A report released by the National Association of Realtors on Monday showed pending home sales in the U.S. increased by less than expected in the month of March.
NAR said its pending home sales index rose by 0.4 percent to 107.6 in March from a downwardly revised 107.2 in February. Economists had expected pending home sales to climb by 0.9 percent.
A pending home sale is one in which a contract was signed but not yet closed. Normally, it takes four to six weeks to close a contracted sale.
Despite the monthly increase, pending home sales in March were down by 3.0 percent compared to the same month a year ago.
“Healthy economic conditions are creating considerable demand for purchasing a home, but not all buyers are able to sign contracts because of the lack of choices in inventory,” said NAR chief economist Lawrence Yun.
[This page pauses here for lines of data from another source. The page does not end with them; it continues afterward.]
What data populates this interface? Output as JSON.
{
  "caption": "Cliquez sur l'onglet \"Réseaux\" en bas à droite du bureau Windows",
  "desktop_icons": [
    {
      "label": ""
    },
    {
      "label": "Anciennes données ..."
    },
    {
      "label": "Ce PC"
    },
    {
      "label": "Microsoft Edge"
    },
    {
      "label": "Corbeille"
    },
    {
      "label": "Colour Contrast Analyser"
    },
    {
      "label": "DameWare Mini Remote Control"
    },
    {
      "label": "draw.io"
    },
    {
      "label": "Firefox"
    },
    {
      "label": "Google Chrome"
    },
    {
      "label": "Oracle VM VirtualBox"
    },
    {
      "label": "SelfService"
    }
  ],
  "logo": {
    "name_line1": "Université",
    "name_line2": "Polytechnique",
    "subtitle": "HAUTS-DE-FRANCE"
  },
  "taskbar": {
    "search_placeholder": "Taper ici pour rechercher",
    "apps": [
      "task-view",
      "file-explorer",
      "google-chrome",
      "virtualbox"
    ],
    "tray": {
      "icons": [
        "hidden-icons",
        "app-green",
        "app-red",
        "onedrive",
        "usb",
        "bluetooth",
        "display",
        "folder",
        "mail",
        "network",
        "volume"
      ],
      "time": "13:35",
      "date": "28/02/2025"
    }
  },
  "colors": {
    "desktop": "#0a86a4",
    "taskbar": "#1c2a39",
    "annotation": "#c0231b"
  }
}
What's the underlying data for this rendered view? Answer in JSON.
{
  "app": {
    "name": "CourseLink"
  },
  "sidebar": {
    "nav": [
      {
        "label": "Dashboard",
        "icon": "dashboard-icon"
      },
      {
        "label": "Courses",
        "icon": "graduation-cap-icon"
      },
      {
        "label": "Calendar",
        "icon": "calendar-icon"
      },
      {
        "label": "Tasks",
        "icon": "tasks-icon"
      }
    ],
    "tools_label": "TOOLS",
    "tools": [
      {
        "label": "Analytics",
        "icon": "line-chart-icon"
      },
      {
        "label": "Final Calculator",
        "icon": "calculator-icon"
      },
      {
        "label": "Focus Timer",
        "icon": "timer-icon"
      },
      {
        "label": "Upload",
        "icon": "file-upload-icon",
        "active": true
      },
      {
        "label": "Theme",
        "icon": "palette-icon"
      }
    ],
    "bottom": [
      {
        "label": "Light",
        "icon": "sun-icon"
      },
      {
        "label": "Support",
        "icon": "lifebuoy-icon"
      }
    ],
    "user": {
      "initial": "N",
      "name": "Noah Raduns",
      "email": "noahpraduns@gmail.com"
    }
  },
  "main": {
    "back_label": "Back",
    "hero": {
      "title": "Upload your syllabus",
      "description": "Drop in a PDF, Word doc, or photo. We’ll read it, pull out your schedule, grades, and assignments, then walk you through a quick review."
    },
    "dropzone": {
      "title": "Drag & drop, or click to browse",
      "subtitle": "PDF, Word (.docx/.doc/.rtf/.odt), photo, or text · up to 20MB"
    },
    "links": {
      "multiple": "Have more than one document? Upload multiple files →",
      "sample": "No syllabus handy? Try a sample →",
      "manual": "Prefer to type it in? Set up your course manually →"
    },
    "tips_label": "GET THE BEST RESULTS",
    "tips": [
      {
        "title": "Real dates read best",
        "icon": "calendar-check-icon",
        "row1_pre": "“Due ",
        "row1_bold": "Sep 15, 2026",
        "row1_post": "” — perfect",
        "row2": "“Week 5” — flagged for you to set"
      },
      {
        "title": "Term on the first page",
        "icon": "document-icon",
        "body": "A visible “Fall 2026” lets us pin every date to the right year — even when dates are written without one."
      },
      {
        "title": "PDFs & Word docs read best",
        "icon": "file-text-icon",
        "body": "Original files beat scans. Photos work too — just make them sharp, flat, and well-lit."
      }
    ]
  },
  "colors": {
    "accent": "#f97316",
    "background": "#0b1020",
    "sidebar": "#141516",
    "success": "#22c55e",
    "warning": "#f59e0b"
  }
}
“Steady price growth and the swift pace listings are coming off the market are proof that more supply is needed to fully satisfy demand,” he added. “What continues to hold back sales is the fact that prospective buyers are increasingly having difficulty finding an affordable home to buy.”
The increase in pending home sales came as pending sales in the Midwest and South jumped by 2.4 percent and 2.5 percent, respectively.
On the other hand, pending home sales in the Northeast plunged by 5.6 percent and pending sales in the Midwest fell by 1.1 percent.
NAR said Yun forecasts for existing home sales in 2018 to be around 5.61 million, up from 1.8 percent in 2017.
The national median existing home price is expected to increase around 4.4 percent. In 2017, existing sales increased 1.1 percent and prices rose 5.8 percent.